Theo Robertson
You can tell where this movie is heading from and its quality right from the opening . A go getting female reporter finds herself on an oil rig and stumbles upon illegal practises by the oil company . The person who gives her this info is black and mentions his wife is pregnant so in the best tried tested and turgid cinematic convention he should expect to die before the end credits . Low and behold he dies in the next scene and this rapid writing out of the character is the only surprise in the entire movie Right away your reminded of several other movies in general and Steven Seagal movies in particular . Just in case you've forgotten all about Mr Seagal and his eco-friendly wastes of celluloid the action cuts to the office of an oil company where executive directors discuss how to maximise their profits and bump off everyone who knows to much . Possibly you might mistake this scene from a fly on the wall reality series called WHEN OIL EXECUTIVE DIRECTORS ATTACK but it's doubtful the meanest mind will buy in to this . The story becomes conspiracy thriller meets disaster movie with a subplot about nanotechnology endangering the human race This is a highly derivative thriller , so much so you do wonder why Michael Chrichton didn't contact his lawyers . That said it's by any means worse than anything else you'll find on the SyFy Channel and Danicia McKeller as go getting reporter Katherine Stern is much easier on the eye than Steven Seagal
TheLittleSongbird
I was intrigued by Path of Destruction's concept and felt it had a lot going for it.

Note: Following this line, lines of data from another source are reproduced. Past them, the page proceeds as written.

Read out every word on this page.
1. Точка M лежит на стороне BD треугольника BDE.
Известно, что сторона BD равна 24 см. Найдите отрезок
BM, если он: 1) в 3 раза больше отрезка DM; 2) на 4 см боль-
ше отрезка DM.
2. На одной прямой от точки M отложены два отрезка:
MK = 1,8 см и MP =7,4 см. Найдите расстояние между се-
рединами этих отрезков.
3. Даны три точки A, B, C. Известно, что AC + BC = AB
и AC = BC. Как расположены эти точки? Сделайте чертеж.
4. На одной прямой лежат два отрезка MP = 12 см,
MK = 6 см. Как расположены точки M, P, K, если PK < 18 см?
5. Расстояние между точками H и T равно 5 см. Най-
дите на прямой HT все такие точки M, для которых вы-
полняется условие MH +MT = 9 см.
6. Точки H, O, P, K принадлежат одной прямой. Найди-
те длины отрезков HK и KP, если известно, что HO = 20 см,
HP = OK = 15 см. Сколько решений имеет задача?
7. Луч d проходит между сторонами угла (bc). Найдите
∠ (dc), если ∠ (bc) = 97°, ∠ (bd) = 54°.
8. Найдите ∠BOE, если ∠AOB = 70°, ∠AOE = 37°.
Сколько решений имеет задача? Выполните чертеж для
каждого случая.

But it was let down by mediocre execution. The Sci-Fi/SyFy channel have definitely done much worse, at least Paths of Destruction had some better than choppy editing and a good performance from the lovely Danika McKellar. The rest didn't really do all that much for me. The rest of the cast are not as terrible as casts for SyFy have been since, but they do lack McKellar's enthusiasm. David Keith especially seems to be going through the motions. The special effects have also been worse in design, but they do still look cheap and not very easy to tell what they were supposed to be. Not to mention they are poorly-utilized, made to do countless absurd things that only further amplifies SyFy's technical and scientific ignorance. The script is rather thin in structure and doesn't leave the actors much to work with, the story was fine in concept but rather trite and contrived in terms of the finished product and while the characters don't make the mistake of being irritating(like various character from SyFy creature movies, especially, have been) they are clichéd and we don't learn very much about them. On the whole, better than anticipated but didn't deliver much other than three or so things, most of the time SyFy is lucky to get even that so they're lucky this time. 4/10 Bethany Cox
lovercanon
I thought this movie was a hoot. Seriously. I couldn't stop watching it. I'm not sure if it was because I wanted to hear someone say "nanobots" again, or if it was to see Danica McKellar's bare mid-drift and cleavage, who by the way, has seriously grown up since her "Wonder Years" days. (Not that anyone who saw her July spread in "Stuff" couldn't attest to that already!) I thought that she and Stephen Furst were great. She provided one of the only "ties to realism" with a very real and compelling performance, and Stephen Furst provided, you guessed it, comic relief. He hasn't lost his touch since "Animal House." It's a fun movie that thankfully doesn't take itself too seriously, and I recommend it- I had a great time.
lslore
I have to wonder if the people that produced this movie, were the same ones that made Steven Segal's "On Deadly Ground." Neither group seems capable of reading a map. They manage to "crunch" the 700 miles from Palmer, Alaska to Juneau, Alaska down to an afternoon drive -- and got there driving! At one point, the protagonists say they are "a few miles outside of Juneau." Cute trick; Juneau is landlocked!! There are only two ways in, by boat or plane. Driving there is not a possibility. And I am not going to even get into the numerous other areas involving locations that showed the makers of this movie never bothered to do their homework.